Rationale For many years, adjuvant therapy for resected stage III colon cancer consisted of 5-fluorouracil (5-FU) and leucovorin (LV) administered on one of several different schedules. More recently, oxaliplatin was introduced into the treatment of patients with colorectal cancer, and a trial or adjuvant therapy demonstrated a significant benefit with the use of this drug when added to 5-FU/LV. In the pivotal MOSAIC trial, patients received the LV5FU2 regimen (bolus 5-FU/LV followed by infusional 5-FU on days 1 and 2) or the FOLFOX4 regimen, which is the LV5FU2 regimen with the addition of oxaliplatin on day 1.1 As recently reported, the 3year disease-free survival (DFS) rate improved from 73% to 78%, for a 23% reduction in the risk of recurrence. Recognizing that further significant gains in DFS with chemotherapy alone are unlikely, the focus of current national and international trials is to access the potential added benefit of biologic agents to chemotherapy. Recently, 2 monoclonal antibodies targeting specific molecular characteristics of malignant tumors, bevacizumab and cetuximab, have been approved for use in metastatic colorectal cancer. Of these antibodies, cetuximab exerts a direct tumor-targeted effect by binding to the transmembranous epidermal growth factor receptor (EGFR) on the surface of tumor cells with documented single-agent activity in the salvage setting.2,3 This activity is enhanced in combination with conventional cytotoxic chemotherapy.
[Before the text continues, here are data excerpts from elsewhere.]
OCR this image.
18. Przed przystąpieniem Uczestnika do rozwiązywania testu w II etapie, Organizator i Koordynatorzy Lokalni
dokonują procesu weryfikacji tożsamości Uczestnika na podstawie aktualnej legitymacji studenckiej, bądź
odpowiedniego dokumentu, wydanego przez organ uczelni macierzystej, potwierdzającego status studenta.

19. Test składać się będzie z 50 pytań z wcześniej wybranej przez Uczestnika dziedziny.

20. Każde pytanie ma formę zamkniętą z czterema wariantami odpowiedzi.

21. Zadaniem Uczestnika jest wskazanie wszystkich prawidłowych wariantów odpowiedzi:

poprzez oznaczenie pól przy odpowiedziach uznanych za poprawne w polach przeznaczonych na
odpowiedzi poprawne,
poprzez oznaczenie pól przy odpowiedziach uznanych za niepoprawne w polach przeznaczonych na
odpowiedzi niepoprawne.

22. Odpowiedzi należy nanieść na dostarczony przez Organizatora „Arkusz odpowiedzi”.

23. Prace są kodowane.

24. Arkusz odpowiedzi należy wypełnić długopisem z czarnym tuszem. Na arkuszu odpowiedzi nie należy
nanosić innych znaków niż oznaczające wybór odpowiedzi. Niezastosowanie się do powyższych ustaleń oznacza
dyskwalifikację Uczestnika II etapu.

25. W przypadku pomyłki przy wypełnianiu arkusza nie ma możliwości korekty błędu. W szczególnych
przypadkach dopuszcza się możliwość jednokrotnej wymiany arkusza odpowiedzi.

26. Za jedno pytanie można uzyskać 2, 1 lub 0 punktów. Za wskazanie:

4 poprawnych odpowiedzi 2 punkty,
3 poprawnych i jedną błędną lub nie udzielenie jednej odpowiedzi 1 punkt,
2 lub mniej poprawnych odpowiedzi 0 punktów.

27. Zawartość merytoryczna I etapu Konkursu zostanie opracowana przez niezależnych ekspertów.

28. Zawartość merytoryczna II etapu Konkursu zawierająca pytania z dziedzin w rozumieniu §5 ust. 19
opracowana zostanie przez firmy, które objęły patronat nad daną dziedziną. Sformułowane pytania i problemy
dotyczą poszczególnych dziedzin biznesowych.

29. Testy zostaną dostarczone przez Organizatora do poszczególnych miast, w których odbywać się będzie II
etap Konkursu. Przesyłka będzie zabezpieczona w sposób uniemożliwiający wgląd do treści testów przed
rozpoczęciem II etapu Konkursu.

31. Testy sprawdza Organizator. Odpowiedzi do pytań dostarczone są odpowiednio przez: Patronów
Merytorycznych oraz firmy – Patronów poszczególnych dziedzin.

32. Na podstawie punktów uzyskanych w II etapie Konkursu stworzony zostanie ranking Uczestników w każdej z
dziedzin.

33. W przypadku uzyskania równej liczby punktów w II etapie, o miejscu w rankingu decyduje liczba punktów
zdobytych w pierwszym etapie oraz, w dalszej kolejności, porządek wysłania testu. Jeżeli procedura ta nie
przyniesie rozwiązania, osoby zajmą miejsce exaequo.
In the pivotal randomized trial that led to the Food and Drug Administration’s approval of cetuximab, cetuximab/irinotecan produced higher response rates and longer times to tumor progression than cetuximab alone.2 Although the experience with cetuximab as a component of first-line therapy is limited, recent results of phase II studies demonstrate high activity when cetuximab is added to FOLFOX regimens (oxaliplatin/5-FU/LV).4,5 Cetuximab’s potential use in the adjuvant setting appears promising with the ability of monoclonal antibodies to directly target tumor cells and thereby target micrometastatic disease in which angiogenesis has not yet occurred. The North Central Cancer Treatment Group N0147 study is a phase III US Intergroup trial to assess the potential benefit of adding cetuximab to a modified FOLFOX6 regimen as adjuvant therapy in patients with completely resected stage III colon cancer.